Écrit par Lepetitjournal Singapour
Publié le 15 juillet 2015, mis à jour le 15 juillet 2015

Esthète, amateur d'histoire, de culture et amoureux des mots avec lesquels il joue à merveille, Monsieur Badufle a aujourd'hui pour mission de représenter Monaco en Asie et d'y assurer la promotion du tourisme de luxe. Fort d'une belle ascension sociale et des nombreux contacts qu'il a tissés, c'est tout naturellement et avec une grande aisance qu'il navigue dans des sphères aussi exclusives que variées. Rencontre avec un homme de lettres d'une rare sensibilité …

Benoit Badufle
Pouvez vous nous parler un peu de vous?
Benoit Badufle - Je suis né à Paris en mai 1968, pendant les événements éponymes. J'ai passé mon enfance entre Palaiseau (Essonne) et le 15e arrondissement. Mon père m'emmenait souvent au spectacle et au musée, au mépris des recommandations d'âge. Très tôt je sus lire et consommais de façon régulière des livres et des bandes dessinées classiques. Ma mère travaillait aux Caisses d'Allocations Familiales de Paris. D'une grande gentillesse et d'une personnalité accommodante avec son entourage, elle représentait le calme et la sérénité dont les chats et les enfants ont besoin pour être vraiment heureux, ce qui compensait avec le caractère taciturne de mon père. J'eus tôt fait avec le recul et le havre que m'offraient mes colonies de vacances tri-annuelles de comprendre que leur couple ne fonctionna jamais vraiment. Mon père décida de résoudre ce problème de façon abrupte et mourut à 38 ans en ayant vécu vite mais en laissant une jeune épouse de 37 ans, un tout jeune homme fraîchement diplômé du Bac et sa petite sœur de 8 ans.

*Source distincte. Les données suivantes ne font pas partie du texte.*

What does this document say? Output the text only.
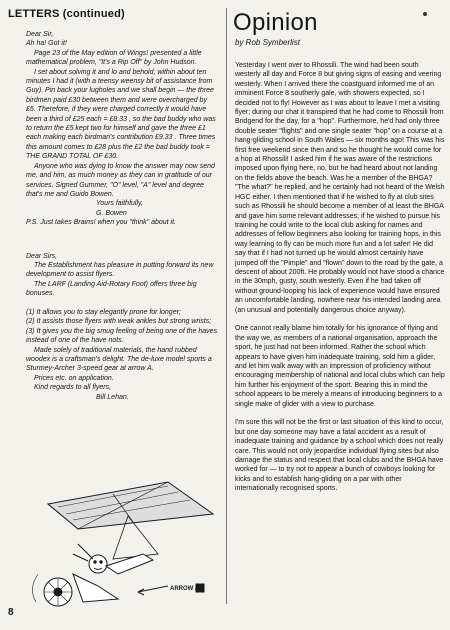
LETTERS (continued)

Dear Sir,

Ah ha! Got it!

Page 23 of the May edition of Wings! presented a little mathematical problem, "It's a Rip Off" by John Hudson.

I set about solving it and lo and behold, within about ten minutes I had it (with a teensy weensy bit of assistance from Guy). Pin back your lugholes and we shall begin — the three birdmen paid £30 between them and were overcharged by £5. Therefore, if they were charged correctly it would have been a third of £25 each = £8.33 , so the bad buddy who was to return the £5 kept two for himself and gave the three £1 each making each birdman's contribution £9.33 . Three times this amount comes to £28 plus the £2 the bad buddy took = THE GRAND TOTAL OF £30.

Anyone who was dying to know the answer may now send me, and him, as much money as they can in gratitude of our services. Signed Gummer, "O" level, "A" level and degree that's me and Guido Bowen.

Yours faithfully,

G. Bowen

P.S. Just takes Brains! when you "think" about it.

Dear Sirs,

The Establishment has pleasure in putting forward its new development to assist flyers.

The LARF (Landing Aid-Rotary Foot) offers three big bonuses.

(1) It allows you to stay elegantly prone for longer;

(2) It assists those flyers with weak ankles but strong wrists;

(3) It gives you the big smug feeling of being one of the haves instead of one of the have nots.

Made solely of traditional materials, the hand rubbed woodex is a craftsman's delight. The de-luxe model sports a Sturmey-Archer 3-speed gear at arrow A.

Prices etc. on application.

Kind regards to all flyers,

Bill Lehan.

ARROW A
Opinion

by Rob Symberlist

Yesterday I went over to Rhossili. The wind had been south westerly all day and Force 8 but giving signs of easing and veering westerly. When I arrived there the coastguard informed me of an imminent Force 8 southerly gale, with showers expected, so I decided not to fly! However as I was about to leave I met a visiting flyer; during our chat it transpired that he had come to Rhossili from Bridgend for the day, for a "hop". Furthermore, he'd had only three double seater "flights" and one single seater "hop" on a course at a hang-gliding school in South Wales — six months ago! This was his first free weekend since then and so he thought he would come for a hop at Rhossili! I asked him if he was aware of the restrictions imposed upon flying here, no, but he had heard about not landing on the fields above the beach. Was he a member of the BHGA? "The what?" he replied, and he certainly had not heard of the Welsh HGC either. I then mentioned that if he wished to fly at club sites such as Rhossili he should become a member of at least the BHGA and gave him some relevant addresses; if he wished to pursue his training he could write to the local club asking for names and addresses of fellow beginners also looking for training hops, in this way learning to fly can be much more fun and a lot safer! He did say that if I had not turned up he would almost certainly have jumped off the "Pimple" and "flown" down to the road by the gate, a descent of about 200ft. He probably would not have stood a chance in the 30mph, gusty, south westerly. Even if he had taken off without ground-looping his lack of experience would have ensured an uncomfortable landing, nowhere near his intended landing area (an unusual and potentially dangerous choice anyway).

One cannot really blame him totally for his ignorance of flying and the way we, as members of a national organisation, approach the sport, he just had not been informed. Rather the school which appears to have given him inadequate training, sold him a glider, and let him walk away with an impression of proficiency without encouraging membership of national and local clubs which can help him further his enjoyment of the sport. Bearing this in mind the school appears to be merely a means of introducing beginners to a single make of glider with a view to purchase.

I'm sure this will not be the first or last situation of this kind to occur, but one day someone may have a fatal accident as a result of inadequate training and guidance by a school which does not really care. This would not only jeopardise individual flying sites but also damage the status and respect that local clubs and the BHGA have worked for — to try not to appear a bunch of cowboys looking for kicks and to establish hang-gliding on a par with other internationally recognised sports.

8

Pour nous remonter le moral, ma mère décida d'utiliser une grande partie de la maigre assurance vie de mon père à un long voyage. Je recommandais le Brésil et nous débarquâmes à Recife où je compris pour la première fois comment la géopolitique et les mouvements de populations ont façonné le monde. En rentrant du Brésil, je m'inscrivis en faculté d'histoire et d'histoire de l'art à Paris IV. De mes trois années, je retiens surtout mon cours d'histoire Napoléonienne, délivré par le truculent Jean Tulard, LE spécialiste français de la Révolution et de l'Empire dont je dévorais aussi l'excellent  « Dictionnaire du cinéma ».
Soucieux d'avoir quelque chose à vendre en vue de ma future carrière, j'entrepris alors de préparer un diplôme de commerce puis deux ans plus tard, le diplôme en poche, je partis à l'armée, en Alsace.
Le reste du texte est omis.